La présidente de la formation de jugement a dispensé le rapporteur public, sur sa proposition, de prononcer des conclusions à l'audience.

Les parties ont été régulièrement averties du jour de l'audience.

Le rapport de Mme Muriel Milard, premier conseiller, a été entendu au cours de l'audience publique.

Considérant ce qui suit :

1. M.A..., ressortissant afghan né le 7 janvier 1995, a sollicité le bénéfice de l'asile le 14 novembre 2017. A la suite de la consultation des données de l'unité centrale Eurodac, le préfet de l'Aisne a, le 20 novembre 2017, saisi les autorités allemandes d'une demande de reprise en charge, en application de l'article 18-1 du règlement (UE) n° 604/2013 du Parlement européen et du Conseil du 26 juin 2013, qui a fait l'objet d'un accord exprès le 24 novembre 2017. Par deux arrêtés du 13 avril 2018, le préfet de l'Aisne a, d'une part, ordonné le transfert de M. A...aux autorités allemandes et, d'autre part, l'a assigné à résidence pour une durée de quarante-cinq jours. Le préfet relève appel du jugement du 24 avril 2018 par lequel le magistrat désigné par le président du tribunal administratif d'Amiens a annulé ces arrêtés.

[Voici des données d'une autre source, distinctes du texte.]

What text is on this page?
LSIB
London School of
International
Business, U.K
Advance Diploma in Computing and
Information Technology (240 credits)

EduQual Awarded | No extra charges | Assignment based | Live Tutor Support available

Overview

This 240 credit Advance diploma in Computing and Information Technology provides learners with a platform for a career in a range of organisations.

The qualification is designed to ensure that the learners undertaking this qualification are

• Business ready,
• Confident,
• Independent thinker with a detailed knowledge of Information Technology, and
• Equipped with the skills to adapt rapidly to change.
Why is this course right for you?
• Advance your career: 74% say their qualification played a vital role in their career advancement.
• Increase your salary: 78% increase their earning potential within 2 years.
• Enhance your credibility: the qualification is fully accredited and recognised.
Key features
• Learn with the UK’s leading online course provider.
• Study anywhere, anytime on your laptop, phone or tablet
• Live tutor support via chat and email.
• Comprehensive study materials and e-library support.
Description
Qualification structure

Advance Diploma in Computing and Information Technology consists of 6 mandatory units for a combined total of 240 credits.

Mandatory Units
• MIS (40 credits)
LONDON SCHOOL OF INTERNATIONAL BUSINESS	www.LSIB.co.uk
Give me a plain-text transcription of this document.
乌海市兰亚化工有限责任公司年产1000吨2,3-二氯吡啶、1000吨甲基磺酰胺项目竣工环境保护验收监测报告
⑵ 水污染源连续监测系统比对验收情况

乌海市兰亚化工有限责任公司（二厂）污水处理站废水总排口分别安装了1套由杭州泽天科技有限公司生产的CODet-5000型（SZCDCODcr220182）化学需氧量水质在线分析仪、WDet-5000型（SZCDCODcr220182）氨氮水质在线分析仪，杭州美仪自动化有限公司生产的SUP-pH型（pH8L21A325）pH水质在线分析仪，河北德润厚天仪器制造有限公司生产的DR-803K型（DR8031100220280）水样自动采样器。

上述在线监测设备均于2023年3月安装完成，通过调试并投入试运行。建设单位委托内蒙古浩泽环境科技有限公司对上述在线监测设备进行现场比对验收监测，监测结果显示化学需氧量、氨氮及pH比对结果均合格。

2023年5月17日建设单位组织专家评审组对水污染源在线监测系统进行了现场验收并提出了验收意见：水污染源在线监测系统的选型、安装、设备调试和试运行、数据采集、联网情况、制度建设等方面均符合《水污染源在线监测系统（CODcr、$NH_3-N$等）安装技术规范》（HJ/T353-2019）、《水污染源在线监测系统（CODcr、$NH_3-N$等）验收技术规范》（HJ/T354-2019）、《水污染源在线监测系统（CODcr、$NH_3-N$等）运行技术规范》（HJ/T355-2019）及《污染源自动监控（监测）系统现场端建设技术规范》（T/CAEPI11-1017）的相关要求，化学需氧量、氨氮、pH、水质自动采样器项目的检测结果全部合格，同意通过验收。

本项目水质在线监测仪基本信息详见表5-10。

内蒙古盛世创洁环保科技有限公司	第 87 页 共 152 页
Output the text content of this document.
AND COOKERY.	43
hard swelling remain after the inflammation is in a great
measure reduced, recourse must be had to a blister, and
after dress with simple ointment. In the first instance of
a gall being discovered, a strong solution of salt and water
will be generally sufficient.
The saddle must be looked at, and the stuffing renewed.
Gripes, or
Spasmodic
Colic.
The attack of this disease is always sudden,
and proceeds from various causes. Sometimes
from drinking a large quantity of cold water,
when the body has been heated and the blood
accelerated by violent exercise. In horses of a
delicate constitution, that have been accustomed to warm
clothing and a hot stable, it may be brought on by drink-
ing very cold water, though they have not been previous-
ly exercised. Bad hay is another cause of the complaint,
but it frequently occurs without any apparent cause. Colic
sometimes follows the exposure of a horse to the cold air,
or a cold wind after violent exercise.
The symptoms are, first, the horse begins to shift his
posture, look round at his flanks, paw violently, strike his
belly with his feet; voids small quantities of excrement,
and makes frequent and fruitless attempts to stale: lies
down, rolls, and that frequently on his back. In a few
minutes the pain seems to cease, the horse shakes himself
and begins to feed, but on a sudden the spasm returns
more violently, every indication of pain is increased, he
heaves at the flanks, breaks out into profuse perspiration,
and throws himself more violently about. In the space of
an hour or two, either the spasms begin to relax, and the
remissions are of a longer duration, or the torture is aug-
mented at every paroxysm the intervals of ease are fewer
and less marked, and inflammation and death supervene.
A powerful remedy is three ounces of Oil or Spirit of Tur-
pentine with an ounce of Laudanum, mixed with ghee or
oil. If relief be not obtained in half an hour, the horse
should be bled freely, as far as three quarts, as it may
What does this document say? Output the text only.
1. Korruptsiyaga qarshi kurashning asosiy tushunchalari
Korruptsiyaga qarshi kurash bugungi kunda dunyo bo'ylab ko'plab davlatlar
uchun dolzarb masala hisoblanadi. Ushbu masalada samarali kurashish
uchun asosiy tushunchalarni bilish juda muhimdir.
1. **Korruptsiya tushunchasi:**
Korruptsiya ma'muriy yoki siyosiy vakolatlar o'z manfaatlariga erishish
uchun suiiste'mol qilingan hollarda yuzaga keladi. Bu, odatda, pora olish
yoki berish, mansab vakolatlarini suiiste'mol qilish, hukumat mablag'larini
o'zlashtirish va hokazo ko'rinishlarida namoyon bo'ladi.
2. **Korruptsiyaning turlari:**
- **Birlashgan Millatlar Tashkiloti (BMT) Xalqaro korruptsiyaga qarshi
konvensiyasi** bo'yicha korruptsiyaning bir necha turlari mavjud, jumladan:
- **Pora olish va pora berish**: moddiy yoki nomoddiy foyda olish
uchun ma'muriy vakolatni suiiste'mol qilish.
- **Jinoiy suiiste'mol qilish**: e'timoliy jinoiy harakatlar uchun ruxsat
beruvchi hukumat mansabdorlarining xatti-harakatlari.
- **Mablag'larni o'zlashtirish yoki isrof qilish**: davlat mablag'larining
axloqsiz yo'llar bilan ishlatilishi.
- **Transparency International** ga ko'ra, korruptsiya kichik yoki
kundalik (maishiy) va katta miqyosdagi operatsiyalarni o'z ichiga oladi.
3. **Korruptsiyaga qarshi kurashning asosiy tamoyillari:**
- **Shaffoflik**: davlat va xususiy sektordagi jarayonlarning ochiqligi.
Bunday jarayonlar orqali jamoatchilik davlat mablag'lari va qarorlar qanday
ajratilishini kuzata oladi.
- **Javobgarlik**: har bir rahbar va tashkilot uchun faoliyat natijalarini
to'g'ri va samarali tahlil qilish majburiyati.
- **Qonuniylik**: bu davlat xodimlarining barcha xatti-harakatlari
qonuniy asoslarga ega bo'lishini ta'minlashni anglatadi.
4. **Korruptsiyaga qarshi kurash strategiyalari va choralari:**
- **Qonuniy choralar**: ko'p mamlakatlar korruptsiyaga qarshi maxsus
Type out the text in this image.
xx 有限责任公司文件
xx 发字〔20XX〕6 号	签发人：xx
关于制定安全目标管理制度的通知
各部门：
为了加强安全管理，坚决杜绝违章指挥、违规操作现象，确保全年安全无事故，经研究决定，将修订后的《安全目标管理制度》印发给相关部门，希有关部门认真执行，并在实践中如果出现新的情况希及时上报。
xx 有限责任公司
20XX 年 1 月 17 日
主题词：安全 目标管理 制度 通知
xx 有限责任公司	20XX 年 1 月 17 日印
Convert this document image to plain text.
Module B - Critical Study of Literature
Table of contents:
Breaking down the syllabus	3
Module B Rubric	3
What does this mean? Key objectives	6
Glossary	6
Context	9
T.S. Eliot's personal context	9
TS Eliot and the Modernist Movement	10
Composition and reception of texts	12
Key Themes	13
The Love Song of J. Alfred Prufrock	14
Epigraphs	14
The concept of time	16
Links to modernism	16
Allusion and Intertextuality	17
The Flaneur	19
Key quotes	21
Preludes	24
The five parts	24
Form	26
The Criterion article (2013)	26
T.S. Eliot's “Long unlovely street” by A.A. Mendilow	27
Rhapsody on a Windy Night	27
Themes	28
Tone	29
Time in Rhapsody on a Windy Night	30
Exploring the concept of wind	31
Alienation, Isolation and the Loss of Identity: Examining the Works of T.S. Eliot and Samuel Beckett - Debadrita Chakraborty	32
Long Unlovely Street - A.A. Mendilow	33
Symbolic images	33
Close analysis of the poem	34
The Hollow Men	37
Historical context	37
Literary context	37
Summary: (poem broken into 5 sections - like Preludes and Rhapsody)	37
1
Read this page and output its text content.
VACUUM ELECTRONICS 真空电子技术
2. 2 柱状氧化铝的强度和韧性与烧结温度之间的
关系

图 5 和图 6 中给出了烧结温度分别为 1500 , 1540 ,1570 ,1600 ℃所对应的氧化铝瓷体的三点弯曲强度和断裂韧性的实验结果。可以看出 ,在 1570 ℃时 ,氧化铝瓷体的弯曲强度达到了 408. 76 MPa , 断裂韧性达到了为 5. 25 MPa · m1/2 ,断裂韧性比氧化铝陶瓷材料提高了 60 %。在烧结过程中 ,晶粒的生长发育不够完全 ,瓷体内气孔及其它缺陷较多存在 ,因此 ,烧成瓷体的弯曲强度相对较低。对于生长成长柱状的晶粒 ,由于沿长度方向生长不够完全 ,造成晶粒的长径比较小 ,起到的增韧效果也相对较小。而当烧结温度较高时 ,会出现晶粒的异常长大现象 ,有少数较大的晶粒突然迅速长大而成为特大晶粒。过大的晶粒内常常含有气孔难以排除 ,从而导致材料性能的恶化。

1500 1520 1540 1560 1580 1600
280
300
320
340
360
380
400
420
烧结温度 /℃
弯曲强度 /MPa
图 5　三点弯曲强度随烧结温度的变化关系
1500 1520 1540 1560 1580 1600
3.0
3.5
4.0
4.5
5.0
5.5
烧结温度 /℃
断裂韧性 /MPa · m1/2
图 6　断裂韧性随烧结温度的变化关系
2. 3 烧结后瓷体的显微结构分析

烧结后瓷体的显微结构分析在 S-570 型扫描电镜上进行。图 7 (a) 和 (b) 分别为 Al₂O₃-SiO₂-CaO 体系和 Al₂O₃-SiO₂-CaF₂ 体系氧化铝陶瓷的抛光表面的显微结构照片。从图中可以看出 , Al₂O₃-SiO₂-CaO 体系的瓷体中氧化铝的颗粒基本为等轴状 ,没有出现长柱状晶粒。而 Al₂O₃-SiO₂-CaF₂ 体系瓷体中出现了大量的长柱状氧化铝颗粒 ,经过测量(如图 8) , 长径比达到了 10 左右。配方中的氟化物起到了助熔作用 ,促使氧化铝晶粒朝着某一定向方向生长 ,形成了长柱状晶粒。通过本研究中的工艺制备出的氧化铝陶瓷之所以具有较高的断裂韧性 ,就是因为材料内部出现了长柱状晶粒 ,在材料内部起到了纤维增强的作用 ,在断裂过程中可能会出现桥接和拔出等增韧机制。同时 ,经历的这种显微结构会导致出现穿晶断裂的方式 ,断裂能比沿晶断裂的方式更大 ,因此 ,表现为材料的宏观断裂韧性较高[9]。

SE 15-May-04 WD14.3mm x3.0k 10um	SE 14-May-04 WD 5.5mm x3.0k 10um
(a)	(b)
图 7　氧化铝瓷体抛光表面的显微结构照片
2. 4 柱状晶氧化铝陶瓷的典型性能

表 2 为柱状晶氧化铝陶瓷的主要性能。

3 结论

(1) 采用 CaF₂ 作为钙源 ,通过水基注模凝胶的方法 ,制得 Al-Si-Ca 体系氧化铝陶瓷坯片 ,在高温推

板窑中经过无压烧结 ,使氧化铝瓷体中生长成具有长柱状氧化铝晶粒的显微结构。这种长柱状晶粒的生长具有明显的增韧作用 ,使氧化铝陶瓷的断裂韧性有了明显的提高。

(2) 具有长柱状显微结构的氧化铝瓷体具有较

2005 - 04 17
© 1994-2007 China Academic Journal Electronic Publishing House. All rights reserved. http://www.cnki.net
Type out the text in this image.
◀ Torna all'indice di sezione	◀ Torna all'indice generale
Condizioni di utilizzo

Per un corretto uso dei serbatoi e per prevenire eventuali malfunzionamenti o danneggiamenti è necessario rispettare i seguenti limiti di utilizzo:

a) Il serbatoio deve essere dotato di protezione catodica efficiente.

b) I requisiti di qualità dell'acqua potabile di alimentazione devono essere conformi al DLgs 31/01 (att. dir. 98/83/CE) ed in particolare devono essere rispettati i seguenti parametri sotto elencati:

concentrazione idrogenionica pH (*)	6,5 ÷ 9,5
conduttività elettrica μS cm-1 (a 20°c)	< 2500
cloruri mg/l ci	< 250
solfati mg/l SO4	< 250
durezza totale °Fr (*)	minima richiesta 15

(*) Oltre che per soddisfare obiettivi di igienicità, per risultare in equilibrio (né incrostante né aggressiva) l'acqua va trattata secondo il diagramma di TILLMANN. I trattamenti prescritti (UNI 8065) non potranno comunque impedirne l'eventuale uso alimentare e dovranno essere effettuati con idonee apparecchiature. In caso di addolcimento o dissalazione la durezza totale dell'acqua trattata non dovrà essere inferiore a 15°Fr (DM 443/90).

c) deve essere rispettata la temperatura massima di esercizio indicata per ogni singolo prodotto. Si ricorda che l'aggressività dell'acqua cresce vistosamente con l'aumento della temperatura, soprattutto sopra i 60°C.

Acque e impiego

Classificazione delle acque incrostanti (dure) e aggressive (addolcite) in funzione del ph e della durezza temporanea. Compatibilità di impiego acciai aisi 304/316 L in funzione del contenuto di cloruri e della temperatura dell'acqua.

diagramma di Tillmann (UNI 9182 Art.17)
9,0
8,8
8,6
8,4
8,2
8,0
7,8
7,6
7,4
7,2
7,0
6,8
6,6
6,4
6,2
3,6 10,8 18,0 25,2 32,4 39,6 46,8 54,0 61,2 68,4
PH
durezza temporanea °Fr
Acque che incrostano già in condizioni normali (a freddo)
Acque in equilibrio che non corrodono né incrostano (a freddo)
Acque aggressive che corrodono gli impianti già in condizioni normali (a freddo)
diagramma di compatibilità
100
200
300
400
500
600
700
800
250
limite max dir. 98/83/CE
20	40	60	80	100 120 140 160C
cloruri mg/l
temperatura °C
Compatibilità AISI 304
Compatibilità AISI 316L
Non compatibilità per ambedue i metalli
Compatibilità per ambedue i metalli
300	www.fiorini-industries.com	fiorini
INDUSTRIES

Sur la requête du préfet de l'Aisne :

2. Aux termes de l'article 29, paragraphe 1, du règlement, le transfert du demandeur vers l'Etat membre responsable de l'examen de sa demande d'asile doit s'effectuer " dès qu'il est matériellement possible et, au plus tard, dans un délai de six mois à compter de l'acceptation par un autre Etat membre de la requête aux fins de la prise en charge ou de reprise en charge de la personne concernée ou de la décision définitive sur le recours ou la révision lorsque l'effet suspensif est accordé conformément à l'article 27, paragraphe 3 ". Aux termes du paragraphe 2 du même article : " Si le transfert n'est pas exécuté dans le délai de six mois, l'État membre responsable est libéré de son obligation de prendre en charge ou de reprendre en charge la personne concernée et la responsabilité est alors transférée à l'État membre requérant. Ce délai peut être porté à un an au maximum s'il n'a pas pu être procédé au transfert en raison d'un emprisonnement de la personne concernée ou à dix-huit mois au maximum si la personne concernée prend la fuite. ".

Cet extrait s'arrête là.